Another issue highlighted by the RTI query is that there are many multiplexes and theatres that charge extra money for 3D glasses. Some are collecting Rs 30 or Rs 50. “The sale of these 3D glasses is creating black money. Cinemas in Hyderabad, especially standalone theatres, do not give you proper receipts. Either the authorities should give them a license or allow consumers to carry their own 3D glasses. For Rs 50-100, I can buy a 3D glasses online, instead of paying Rs 50 every time I go to watch a movie in the cinema hall,” argues Gopal.
On the other side of this debate, however, there is an argument that private entities like cinemas and multiplexes are free to deny any person from entering their establishment based on certain conditions. Carrying food or water from outside is one such condition based on which their security guards can stop a person from entering the premises.
If a property owner who provides a service decides to implement a rule that does not unreasonably discriminate against people then they have every right to execute that rule.

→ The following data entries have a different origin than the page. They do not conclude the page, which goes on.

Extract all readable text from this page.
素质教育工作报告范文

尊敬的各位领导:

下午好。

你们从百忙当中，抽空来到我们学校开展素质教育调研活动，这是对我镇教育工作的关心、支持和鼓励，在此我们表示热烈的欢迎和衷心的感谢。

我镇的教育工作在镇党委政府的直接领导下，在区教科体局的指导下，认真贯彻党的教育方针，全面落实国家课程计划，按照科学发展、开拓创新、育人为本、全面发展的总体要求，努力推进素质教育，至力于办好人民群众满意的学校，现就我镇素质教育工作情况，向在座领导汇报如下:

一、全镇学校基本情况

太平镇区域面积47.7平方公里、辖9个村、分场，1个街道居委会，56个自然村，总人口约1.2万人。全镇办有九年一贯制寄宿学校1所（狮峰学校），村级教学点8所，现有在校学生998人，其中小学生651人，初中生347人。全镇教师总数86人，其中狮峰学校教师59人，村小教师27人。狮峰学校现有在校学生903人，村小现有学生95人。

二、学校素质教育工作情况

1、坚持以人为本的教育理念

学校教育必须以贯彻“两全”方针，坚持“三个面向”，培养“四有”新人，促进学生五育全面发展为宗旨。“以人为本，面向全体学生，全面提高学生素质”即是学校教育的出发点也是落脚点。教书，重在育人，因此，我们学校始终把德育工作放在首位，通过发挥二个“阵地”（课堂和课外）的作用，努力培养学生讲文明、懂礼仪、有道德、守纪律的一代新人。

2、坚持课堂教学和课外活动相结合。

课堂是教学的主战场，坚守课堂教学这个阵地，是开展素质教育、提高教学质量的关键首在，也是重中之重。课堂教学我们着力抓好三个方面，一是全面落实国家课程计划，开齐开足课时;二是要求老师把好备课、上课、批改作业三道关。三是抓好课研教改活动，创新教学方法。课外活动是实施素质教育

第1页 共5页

“One High Court, namely that of Jammu and Kashmir, had allowed patrons to carry outside food and beverages inside multiplexes. The Multiplex Association of India (MAI) had challenged this order by a petition, and the Supreme Court of India, while admitting the petition of the MAI, has stayed the operation of the order of the J&K High Court,” a recent MAI statement reads.
“But the conditions of licence issued to cinema halls under the Cinema Regulation Act of 1955, state that their primary business is movie screening and not selling food or beverages. As per these rules, cinemas are restricted from carrying out any other commercial activity besides what the licence is given to them for, which is a movie screening. The business itself, thus, is seemingly illegal, but I didn’t want to touch that point because that would affect the livelihoods,” argues Gopal.
However, for multiplex and cinema owners, it’s also a question of basic economics.
“Multiplexes operate on slender profit margins. Making money on popcorn to run these high maintenance theatres has been an integral part of the business model across the world for decades,” says a representative of one of India’s leading multiplex chains, speaking to the Times of India last year.
“Accounts for major multiplex chains show that theatres make as little as 5 per cent profits. Food and beverage revenues account for about 25-30 per cent of a multiplex’s operator’s revenues. A dent in that would wipe out even this meagre return and make it unaffordable for multiplexes to remain in business,” he adds.
Then there are questions of entertainment tax, GST on the sale of food and beverages, soaring cost of real estate prices not concomitant with rising ticket prices and growing competition from streaming sites like Netflix and Amazon Prime.
It does seem likely that any resolution to this dispute between consumers and owners will take some more time to arrive. In the meantime, Gopal is ready to take his own water bottle into the cinema hall this weekend and test his stand.